『漫勉neo 大友克洋』を見て再認識す
大友克洋って、天才だったんだね。今さらだけど。いやあ……その凄さを思い知った回だった。
とりあげたのは大友克洋を一躍有名にした作品『童夢』の生原稿。これを浦沢直樹が細かく見ていく。浦沢直樹にとって『童夢』とは、「人生を変えた一作」だったそうだ。あまりの衝撃に、本屋で見て呆然としながら家に帰って、慌てて本屋に買いに戻ったという。
じゃあ、何がそんなに凄いのか? つまり、その『表現』方法が新しかったのだ。冒頭、「羽のついた帽子」について話すふきだしで始まるのだけど、そんな話をしてるから子供かと思いきや、おじさんなのだ。しかも羽の生えた帽子を被ってる。その人物が団地を歩いてるのだけど、「ドサッ」という小さいふきだしが団地の合間に浮かぶ。……つまり、恐らくは投身自殺しているのだ。
投身自殺してるのをそのまま描くのではなくて、遠景から団地を描いて、その中で起きた小さな出来事として描くこと。この感じは、『童夢』のその後の展開でも続いてるかもしれない。実は事件は、超能力が使える認知症と思われていた爺さんのチョウさんの仕業だ。けど、その超能力を知り、自身も超能力者である少女エッちゃんとチョウさんのバトルが、団地で始まる。
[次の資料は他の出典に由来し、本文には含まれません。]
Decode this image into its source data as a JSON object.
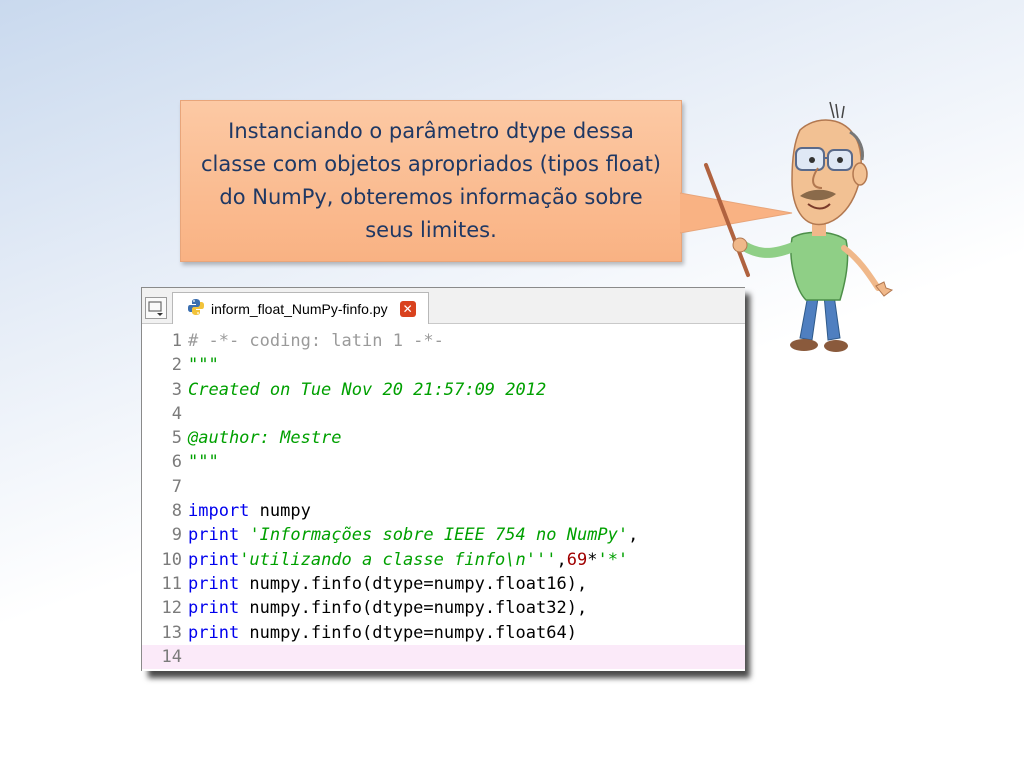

有名なのはお椀型に壁が凹む描写か。けど例えば、ズーッとサイレントな感じで進んできたのが、急に周囲の雑音が聞こえるようになるとか。強調したいコマは、敢えて背景を真っ白にしちゃうとか、大友克洋本人の口から、執筆当時に何を考えてそういう表現にしたかが話される。それを聴いて、つくづく思った。大友克洋は天才だと。
描き込みの細かさのレベルや、建物のデッサンの消失点を凄く遠くにとって描いたりとか、ちょっと僕は考えもしなかったレベルで、『画面の表現』について考えてるのが衝撃だった。本物の漫画家は、そこまで画面について考えるか。
けど同時に思った。僕が『童夢』を全然、好きじゃなかった理由が判った。『童夢』には、登場人物のドラマも、葛藤も、その戦いが何故始まり、なんの意味があるのか? そしてそれを通して作者は何を『主題』としてるのか? そういう『中身』がほぼない作品なのだ。僕は「中身」が大事な人なのだ。